O voto legitima, mas não suprime o saldo de denúncias de corrupção e desmandos políticos cometidos por figuras do governo e do PT. Não anistia os que também tentaram subverter a vontade popular comprando um dossiê contra o tucano José Serra durante a disputa ao governo paulista. Se Lula for reeleito, tem este alto passivo a liquidar.

Mas um dos equívocos da oposição nesta campanha pode ter sido exatamente o de tentar fazer dela o julgamento moral do presidente e de seu partido. No auge da crise de 2005, quando decidiu não pedir o impeachment de Lula, a oposição optou também por transferir para a campanha eleitoral o acerto de contas e o julgamento dos que fizeram o caixa dois, o valerioduto, o mensalão e outros delitos. Optou pelo julgamento moral, mas o povo preferiu, segundo as pesquisas, o julgamento administrativo do governo Lula, deixando para os foros institucionais o julgamento dos delitos. Evidência disso, a similaridade entre os altos índices de aprovação do governo e as intenções de voto no presidente.
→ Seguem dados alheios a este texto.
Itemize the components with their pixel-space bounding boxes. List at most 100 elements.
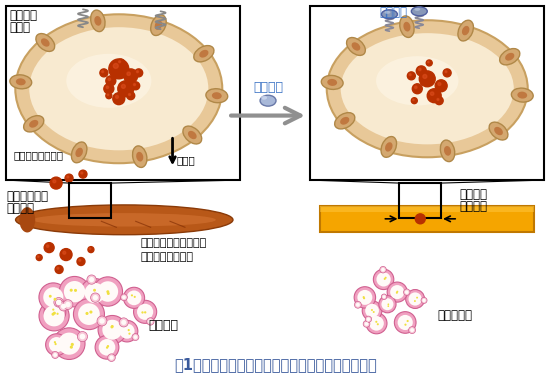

Esta campanha ensina que não se deve confundir as formas e instâncias de julgamento. Os eleitores optaram por julgar o governo de Lula, seus atributos positivos ou negativos, não os delitos de seus integrantes. Quem pode condenar, com os instrumentos de que dispõe, é a Justiça. Quem faz impeachment, com a prerrogativa que lhe confere a Constituição, é o Congresso.

A fala de FH, com a autoridade que ele tem sobre a oposição, ajudará a isolar os que desejam um acerto de contas no tapete do TSE. À frente, o presidente do PSDB, Tasso Jereissati, e o do PFL, Jorge Bornhausen. Os governadores eleitos Aécio Neves e José Serra nunca endossaram isso. Se Alckmin perder hoje, deve alinhar-se a estes. Mas, em dia de eleição, esconjure-se qualquer praga contra o voto popular.

Lula e Alckmin

Eles são diferentes, obviamente, mas, além de projetos semelhantes na essência, têm em comum a persistência com que se fizeram candidatos e chegaram até aqui.

Geraldo Alckmin, perdendo ou ganhando, sai da disputa maior do que entrou. Teve mais votos que lhe davam os institutos no primeiro turno. Provou aos céticos de sua coligação que tinha as credenciais para a disputa. Saiu desconhecido da redoma paulista para ganhar em 11 estados. Apelidado ¿chuchu¿, mostrou dureza e agressividade na disputa. Quando virou candidato, não tinha equipe nem plano de governo. Seu voluntarismo garantiu a candidatura, mas a demora na decisão exigiu improvisações constantes em sua campanha. Agora, para todos os efeitos, ele é uma carta alta no baralho da oposição, e terá voz ativa na definição da linha a ser adotada em relação ao governo Lula-II, se este for mesmo reeleito.

A candidatura de Lula, por outras razões, foi produto de sua própria tenacidade política. Quando a crise o derrubou, o PT não tinha, como não tem, outro candidato a presidente. Houve o momento em que o partido descreu até das chances de ele ser candidato. O navio de seu governo naufragou em alto-mar em 2005, muitos de seus principais timoneiros morreram afogados pelas denúncias. Juntando os destroços da embarcação, Lula nadou em busca da praia, fugindo de tubarões vorazes. Seu momento de maior fraqueza, a declaração de que não iria se matar nem renunciar, foi também seu momento de maior força. Se reeleito, deverá a vitória aos eleitores que lhe ofereceram uma segunda chance, apesar do naufrágio ético. E à própria estrela, ao forte instinto político, muito mais que ao PT ou a qualquer outro partido ou aliado político.